At the time, I felt very clearly that it was a rejection of me and my brother (they moved to a place which didn't have space for both of us, so very clearly saying "don't come back") I hated the new place they lived, didn't know anyone and didn't want to spend any time there. It was their decision, and I see their reasons. I hope they also understand my decisions as a result, ie: spending less time there.
The worst bit was that my parents seemed to want the best of both worlds -- for me to default to coming to theirs for holidays, christmas and birthdays like a child, but then "be an adult" when it suited them. So I would get guilt trips about "never coming home at the weekends" (why would I, it wasn't home) and the assumption was that I would come for all/most holidays and definitely christmas. They would make jolly jokes about me "turning up for a few weeks of getting my washing done and some decent food" as if I was unable to look after myself, but then in the same breath make it very clear that I wasn't to expect them to put a roof over my head when I finished studying because I was an adult now.

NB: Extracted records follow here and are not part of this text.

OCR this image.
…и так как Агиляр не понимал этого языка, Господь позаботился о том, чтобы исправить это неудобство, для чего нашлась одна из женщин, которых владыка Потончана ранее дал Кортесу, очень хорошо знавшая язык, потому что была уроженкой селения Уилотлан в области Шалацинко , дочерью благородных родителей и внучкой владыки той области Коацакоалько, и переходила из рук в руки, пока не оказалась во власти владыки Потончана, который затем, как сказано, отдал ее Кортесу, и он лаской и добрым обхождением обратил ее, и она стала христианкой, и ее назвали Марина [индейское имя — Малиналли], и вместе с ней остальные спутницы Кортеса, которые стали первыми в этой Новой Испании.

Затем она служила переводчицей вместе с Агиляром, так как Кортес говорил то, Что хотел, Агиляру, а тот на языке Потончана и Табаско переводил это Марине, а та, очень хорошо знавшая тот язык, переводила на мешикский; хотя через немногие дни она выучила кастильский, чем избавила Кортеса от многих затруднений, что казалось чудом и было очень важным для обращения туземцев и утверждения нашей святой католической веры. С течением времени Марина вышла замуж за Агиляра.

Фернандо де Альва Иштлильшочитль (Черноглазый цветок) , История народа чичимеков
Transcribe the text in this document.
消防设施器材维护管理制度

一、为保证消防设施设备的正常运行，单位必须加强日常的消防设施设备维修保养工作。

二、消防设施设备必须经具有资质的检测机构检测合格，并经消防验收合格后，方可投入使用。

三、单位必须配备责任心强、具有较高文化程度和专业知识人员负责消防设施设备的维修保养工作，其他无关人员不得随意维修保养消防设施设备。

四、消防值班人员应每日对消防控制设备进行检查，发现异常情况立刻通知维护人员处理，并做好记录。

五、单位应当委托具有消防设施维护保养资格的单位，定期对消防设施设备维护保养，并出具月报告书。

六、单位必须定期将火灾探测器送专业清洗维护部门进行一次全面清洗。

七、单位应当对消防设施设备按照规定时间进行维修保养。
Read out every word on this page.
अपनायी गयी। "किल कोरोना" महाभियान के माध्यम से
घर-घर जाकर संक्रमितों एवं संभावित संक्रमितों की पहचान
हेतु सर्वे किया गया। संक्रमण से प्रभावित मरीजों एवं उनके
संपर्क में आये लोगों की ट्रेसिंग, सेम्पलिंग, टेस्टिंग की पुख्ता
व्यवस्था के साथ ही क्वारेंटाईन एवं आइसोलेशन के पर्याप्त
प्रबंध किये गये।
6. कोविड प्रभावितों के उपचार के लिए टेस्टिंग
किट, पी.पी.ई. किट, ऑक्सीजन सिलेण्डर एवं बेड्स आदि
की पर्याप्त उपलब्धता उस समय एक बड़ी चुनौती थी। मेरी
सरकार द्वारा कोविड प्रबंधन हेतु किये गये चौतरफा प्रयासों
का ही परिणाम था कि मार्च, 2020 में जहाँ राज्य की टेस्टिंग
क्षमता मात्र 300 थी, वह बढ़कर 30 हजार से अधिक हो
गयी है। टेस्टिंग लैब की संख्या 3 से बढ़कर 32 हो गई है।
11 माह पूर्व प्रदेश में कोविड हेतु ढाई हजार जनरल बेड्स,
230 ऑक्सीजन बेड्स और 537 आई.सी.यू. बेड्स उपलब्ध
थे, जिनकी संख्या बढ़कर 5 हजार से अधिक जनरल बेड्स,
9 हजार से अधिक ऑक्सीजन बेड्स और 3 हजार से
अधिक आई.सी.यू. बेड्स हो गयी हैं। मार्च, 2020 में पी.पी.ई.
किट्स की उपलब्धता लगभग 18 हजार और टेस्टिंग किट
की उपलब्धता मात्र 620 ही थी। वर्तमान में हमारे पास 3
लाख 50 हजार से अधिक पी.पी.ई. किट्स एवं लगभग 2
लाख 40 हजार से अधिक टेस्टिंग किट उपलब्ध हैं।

At the time, I found it very difficult, never considered their house home again, and even now find it annoying when my parents say things like "you're welcome to stay any time". The bit of me that's still 19 is like "You've changed your tune -- you couldn't get rid of me fast enough when I was young and didn't have any money".
Bottom line: make your decision. But be prepared for the impact, ie: your children will want to stay less.